What about the use of disused mines for power storage, as well as to avoid mine water rising and flooding surface areas?
Part of the South African advantage is that we have so many disused mines and that many tunnels are immediately available for storage. Also, abandoned mines present flooding risk to communities. This is why keeping the mine open and repurposing it as a utility allows for clean potable water to continue to be produced on the mine. One thing about a very deep mine is that rainwater does pond in the mine and renewables don’t provide energy constantly. But the wind does blow and the sun does shine, so over a period of time, if storage is available, which is available in South African mines, the stored energy can be used directly and to keep the water clean.
How does battery storage compare with underground pumped hydroelectric energy storage?

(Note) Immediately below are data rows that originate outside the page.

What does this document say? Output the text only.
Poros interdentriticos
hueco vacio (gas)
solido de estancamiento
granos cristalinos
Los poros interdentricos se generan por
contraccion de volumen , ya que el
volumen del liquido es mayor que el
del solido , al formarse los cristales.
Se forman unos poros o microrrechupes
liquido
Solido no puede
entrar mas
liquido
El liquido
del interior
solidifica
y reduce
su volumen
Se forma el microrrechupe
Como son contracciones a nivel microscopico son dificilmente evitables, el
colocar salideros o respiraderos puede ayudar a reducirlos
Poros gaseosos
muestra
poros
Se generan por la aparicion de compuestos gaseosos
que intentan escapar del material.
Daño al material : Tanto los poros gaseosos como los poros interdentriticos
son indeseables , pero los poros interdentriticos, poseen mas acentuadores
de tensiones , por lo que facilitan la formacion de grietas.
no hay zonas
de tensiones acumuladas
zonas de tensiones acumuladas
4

What is not appreciated is that for the last 100 to 150 years, energy storage has been done internationally with pumped hydro. The problem of how to provide the electricity when it is needed, as opposed to when it is produced, has been solved by pumped hydro, which currently has a 95% market share. Battery energy storage is a key requirement for transitioning from a fossil-fuel-based electricity source to an electricity supply system that is primarily based on renewable energy storage. The key difference between pumped hydro versus battery energy storage is that pumped hydro is site specific. Pumped hydro can only be provided in places where there is a mountain for a conventional pumped hydro or a mineral ore reserve that allows you to put it on a mine. There will definitely be scope for both battery energy storage and pumped hydro to provide the least-cost electricity to all of the required users. But the principal difference between a chemical battery versus underground pumped hydro is that a chemical battery has a limited life span. The battery life span is better that those in cellphones, which is two to three years, compared with chemical batteries’ ten to 15 years, but a pumped hydro facility has between 50 and 100 years. Those maintaining pumped hydro facilities report that equipment installed 100 years ago is still operating. A further feature that is important from a South African energy industry perspective is that the bulk of the capital spend that goes into producing a pumped hydro facility goes into local expenditure, to the contractors that construct the upper and lower reservoirs, the power cabin, where the pumps are kept, and turbine equipment. If you repurpose a mine for pumped hydro, the money goes through to the mine owner, to the mining community supplying the labour to keep the mine operating as a hydro facility, and to the construction industry constructing the upper and lower reservoirs and the penstock.